When The Stakes Are High
The total triumph of the Jewish people over the evil Haman, which we celebrate on Purim, transforms the entire month - not just the day of Purim - into a day of joy and happiness.
Why is the Purim victory so amazing, more so than, say, the miracle of Chanuka, that it has the power to actually transform the entire month?
Haman (may his name be erased) was a descendant of Amalek, the infamous nation that had the chutzpa to attack the Jewish people after their miraculous exodus from Egypt.

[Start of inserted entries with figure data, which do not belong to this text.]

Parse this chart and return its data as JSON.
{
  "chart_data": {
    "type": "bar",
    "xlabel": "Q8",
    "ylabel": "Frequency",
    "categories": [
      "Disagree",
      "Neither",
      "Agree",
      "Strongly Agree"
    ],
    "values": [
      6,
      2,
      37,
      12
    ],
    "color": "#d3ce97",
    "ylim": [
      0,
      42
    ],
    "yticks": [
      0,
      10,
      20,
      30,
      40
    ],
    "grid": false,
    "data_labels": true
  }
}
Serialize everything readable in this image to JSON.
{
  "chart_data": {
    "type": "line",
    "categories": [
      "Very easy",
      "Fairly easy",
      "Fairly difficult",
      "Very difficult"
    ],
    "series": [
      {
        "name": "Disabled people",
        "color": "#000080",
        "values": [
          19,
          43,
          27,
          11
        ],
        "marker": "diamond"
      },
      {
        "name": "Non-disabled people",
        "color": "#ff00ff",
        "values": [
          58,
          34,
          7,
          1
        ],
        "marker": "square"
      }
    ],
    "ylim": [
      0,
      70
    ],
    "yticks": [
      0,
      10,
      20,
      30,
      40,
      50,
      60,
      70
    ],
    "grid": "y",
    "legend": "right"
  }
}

All of the nations of the world trembled at the thought of battling with the Jewish nation, except for Amalek. The Torah explains that Amalek "met" the Jewish nation during its journey. But our commentators explain that the Hebrew word for "met" - "karcha" can also mean "made you cold."
Amalek, in his insidious way, wanted to "cool off" the Jewish people from their fiery faith in G-d and Moses after all the miracles and Divine revelations they had merited.
The very name "Amalek" has the same numerical value as the Hebrew word "safek" meaning "doubt." Amalek's main goal was not to win a military victory over the Jews, but to pierce their perfect faith and strong belief by bringing in "doubts."
So you see, when, generations later, the Jews at the time of Purim were victorious over Haman the Amalekite, the ultimate victory was not over the man but over all that he stood for - coldness, doubt, skepticism, and the like.
Thus, the entire month of Adar is permeated with the joy and happiness of the Purim holiday, because the stakes were so terribly high.
May we all be victorious over our personal Amaleks this Purim until we merit the ultimate victory over Amalek at the time of the Redemption.